January 6, 2010
Every once in a while we have to be told to "slow down, you are going too fast; stop and think." Sometimes it is a speeding accident, or an exciting idea gone wrong, or a personal excess that should be controlled.
In Ireland's case it was the soaring economy, leaping home prices, and, in the face of free-flowing money, the rushing greed of more than a few Irish to get their shares.
As in the United States, bankers and real estate moguls thought they were invincible. Charge high prices, borrow whatever you want; the money tree was open. Salaries skyrocketed, social welfare payments moved higher, everyone benefited. From street vendors to hotel owners, from contractors to cab drivers, from store owners to entertainers, all boats were rising as prices doubled and tripled and people from all over the European Common Market rushed to Ireland to share in the glory.
Then, at the height of the frenzy, the natural order of things inevitably returned to fundamental economics and the spiral ended in a crash.
Like the uncontrolled hedge funds in New York City that had to go bankrupt because they took outrageous risks in pursuit of a higher personal bonus and the failed banks and mortgage companies in
California that approved $500,000 mortgages on salaries of $40,000 a year and lost billions on foreclosures, some of Ireland's banking leaders have paid a high price for their indiscretions as the government had to step in and guarantee bank assets to avoid panic withdrawals.
Government political leaders had to act. And they did. They have created nearly a new economy.
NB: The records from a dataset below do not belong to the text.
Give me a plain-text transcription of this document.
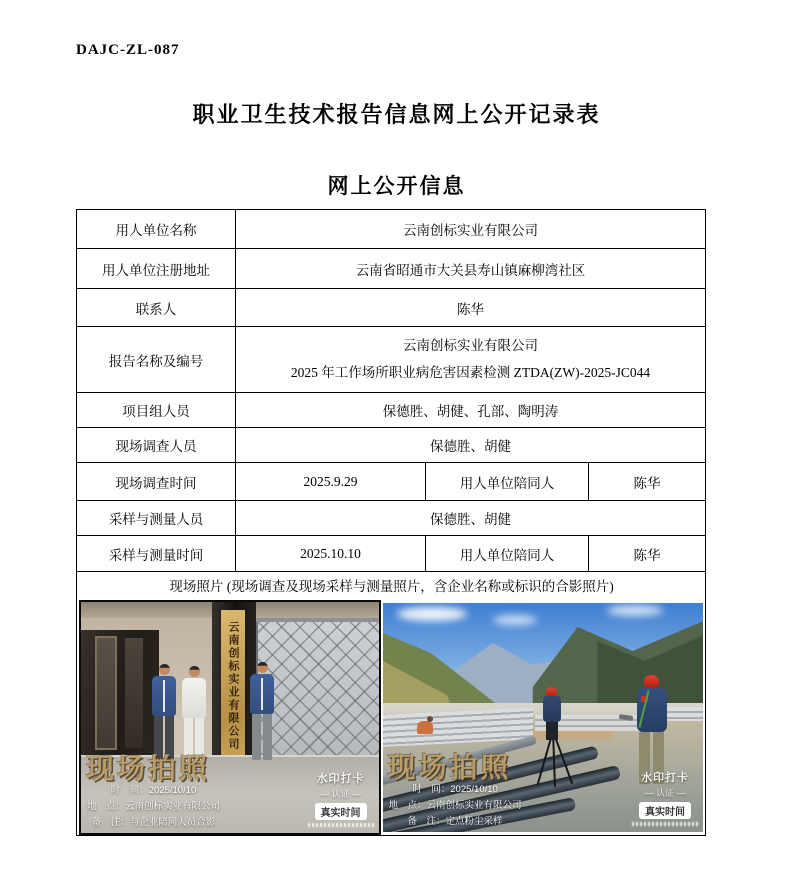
DAJC-ZL-087
职业卫生技术报告信息网上公开记录表
网上公开信息
用人单位名称	云南创标实业有限公司		
用人单位注册地址	云南省昭通市大关县寿山镇麻柳湾社区		
联系人	陈华		
报告名称及编号	云南创标实业有限公司
2025 年工作场所职业病危害因素检测 ZTDA(ZW)-2025-JC044		

项目组人员	保德胜、胡健、孔部、陶明涛		
现场调查人员	保德胜、胡健		
现场调查时间	2025.9.29	用人单位陪同人	陈华
采样与测量人员	保德胜、胡健		
采样与测量时间	2025.10.10	用人单位陪同人	陈华

现场照片 (现场调查及现场采样与测量照片，含企业名称或标识的合影照片)
云南创标实业有限公司
现场拍照
时　间：2025/10/10
地　点：云南创标实业有限公司
备　注：与企业陪同人员合影
水印打卡
— 认证 —
真实时间
现场拍照
时　间：2025/10/10
地　点：云南创标实业有限公司
备　注：定点粉尘采样
水印打卡
— 认证 —
真实时间
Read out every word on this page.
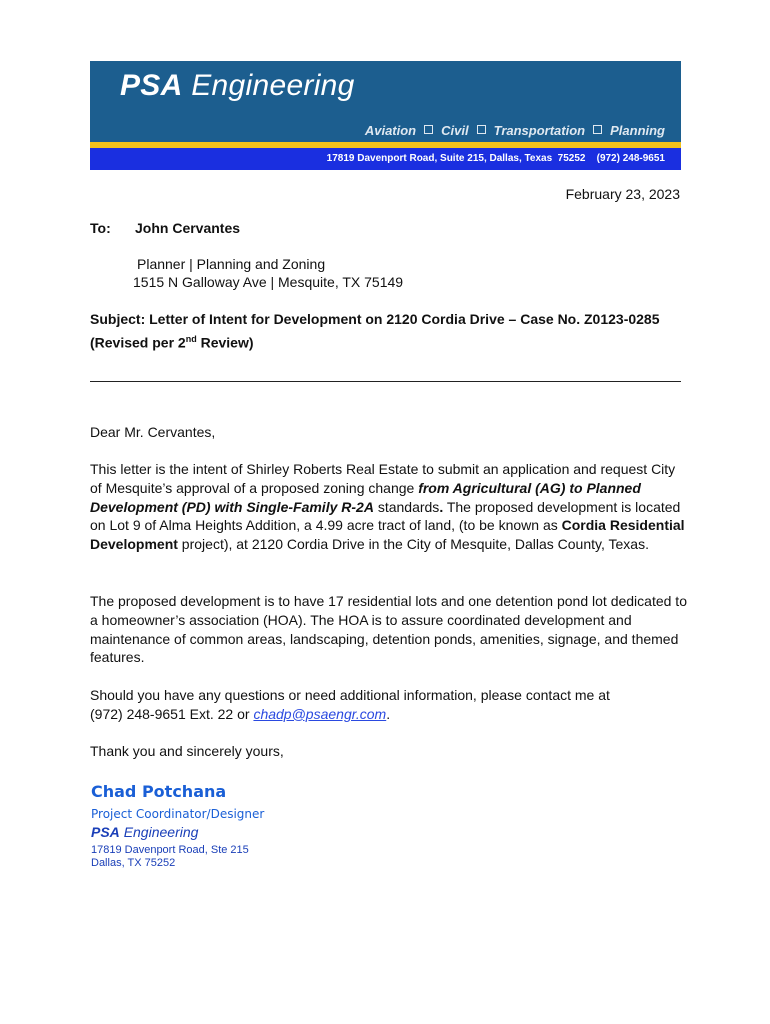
PSA Engineering
Aviation Civil Transportation Planning
17819 Davenport Road, Suite 215, Dallas, Texas  75252    (972) 248-9651
February 23, 2023
To: John Cervantes
Planner | Planning and Zoning
1515 N Galloway Ave | Mesquite, TX 75149
Subject: Letter of Intent for Development on 2120 Cordia Drive – Case No. Z0123-0285
(Revised per 2nd Review)
Dear Mr. Cervantes,
This letter is the intent of Shirley Roberts Real Estate to submit an application and request City of Mesquite’s approval of a proposed zoning change from Agricultural (AG) to Planned Development (PD) with Single-Family R-2A standards. The proposed development is located on Lot 9 of Alma Heights Addition, a 4.99 acre tract of land, (to be known as Cordia Residential Development project), at 2120 Cordia Drive in the City of Mesquite, Dallas County, Texas.
The proposed development is to have 17 residential lots and one detention pond lot dedicated to a homeowner’s association (HOA). The HOA is to assure coordinated development and maintenance of common areas, landscaping, detention ponds, amenities, signage, and themed features.
Should you have any questions or need additional information, please contact me at
(972) 248-9651 Ext. 22 or chadp@psaengr.com.
Thank you and sincerely yours,
Chad Potchana
Project Coordinator/Designer
PSA Engineering
17819 Davenport Road, Ste 215
Dallas, TX 75252
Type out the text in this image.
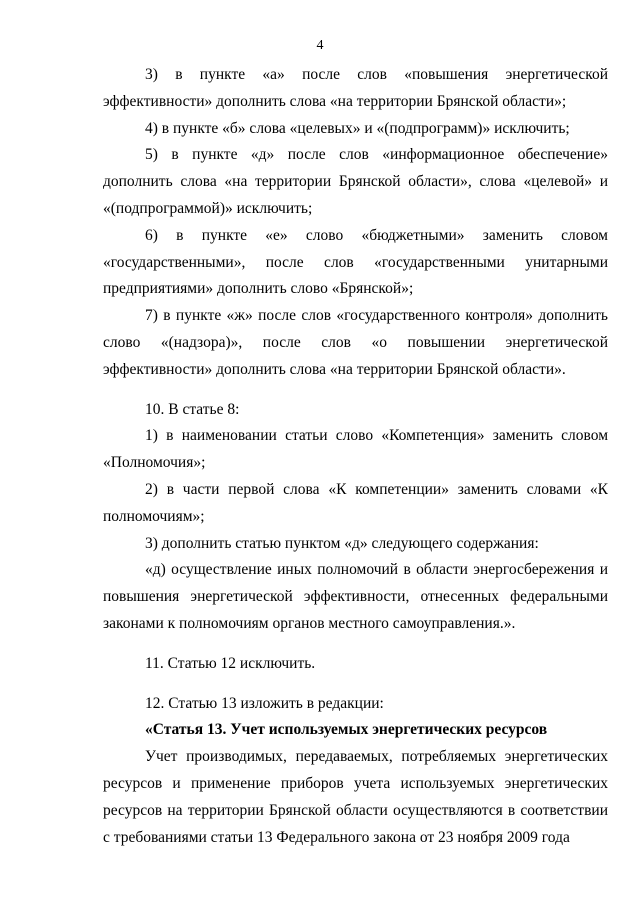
4

3) в пункте «а» после слов «повышения энергетической эффективности» дополнить слова «на территории Брянской области»;

4) в пункте «б» слова «целевых» и «(подпрограмм)» исключить;

5) в пункте «д» после слов «информационное обеспечение» дополнить слова «на территории Брянской области», слова «целевой» и «(подпрограммой)» исключить;

6) в пункте «е» слово «бюджетными» заменить словом «государственными», после слов «государственными унитарными предприятиями» дополнить слово «Брянской»;

7) в пункте «ж» после слов «государственного контроля» дополнить слово «(надзора)», после слов «о повышении энергетической эффективности» дополнить слова «на территории Брянской области».

10. В статье 8:

1) в наименовании статьи слово «Компетенция» заменить словом «Полномочия»;

2) в части первой слова «К компетенции» заменить словами «К полномочиям»;

3) дополнить статью пунктом «д» следующего содержания:

«д) осуществление иных полномочий в области энергосбережения и повышения энергетической эффективности, отнесенных федеральными законами к полномочиям органов местного самоуправления.».

11. Статью 12 исключить.

12. Статью 13 изложить в редакции:

«Статья 13. Учет используемых энергетических ресурсов

Учет производимых, передаваемых, потребляемых энергетических ресурсов и применение приборов учета используемых энергетических ресурсов на территории Брянской области осуществляются в соответствии с требованиями статьи 13 Федерального закона от 23 ноября 2009 года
New banking controls, lower wages for all public employees (the prime minister himself took a 20 percent reduction in pay) and profound cutbacks in government spending have arrested the slide and set Ireland on a path to economic health and stability quicker than any felt possible.
The latest quarterly national reports from the Central Statistics Office (CSO) that were published in mid-December "indicate that on a seasonally adjusted basis there was a .03 percent increase in Gross Domestic Product (GDP) in the quarter ending in September," thereby technically, at least, ending the recession if you accept the common definition that a recession is two quarters in a row of falling GDP.
Ireland's unemployment rate has stopped growing and has leveled off at 12.5 percent. And the passage by the Irish Parliament last month of the operational budget for 2010, which includes what the Irish newspapers describe as "brutal" reductions in across the board spending, drew tippings of the hat for a courageous government from European Common Market leaders. This despite the great pain the country is enduring with labor strikes and high unemployment.
And now, with a strong government enforcing the newly learned lessons of the recession, Ireland has become an even more profitable country to interest and attract new American business ventures.
Prices are falling in Ireland. According to the CSO, on the average, November 2009 consumer prices and service providers' prices are down 5.7 percent from November 2008. Engineering costs are down 9.8 percent; advertising costs are down 7.7 percent, clothing is down 13.9 percent, and food prices are down 7.6 percent.
For foreign investors, especially Americans, Ireland remains an exciting country in which to do business. There is no more profitable or operationally friendly country for a new plant or research and development facility than the Republic of Ireland. A highly educated English speaking workforce, corporate tax rates ranking with the lowest in the world, easy access to the Common Market and the United States, and a supportive educational system are key advantages to investors.
Ireland's full return to prosperity will take some time, and there will be bumps in the road, but the journey has more than just begun. When economic success arrives once again, the "recession lessons" will help ensure safer growth in the years ahead.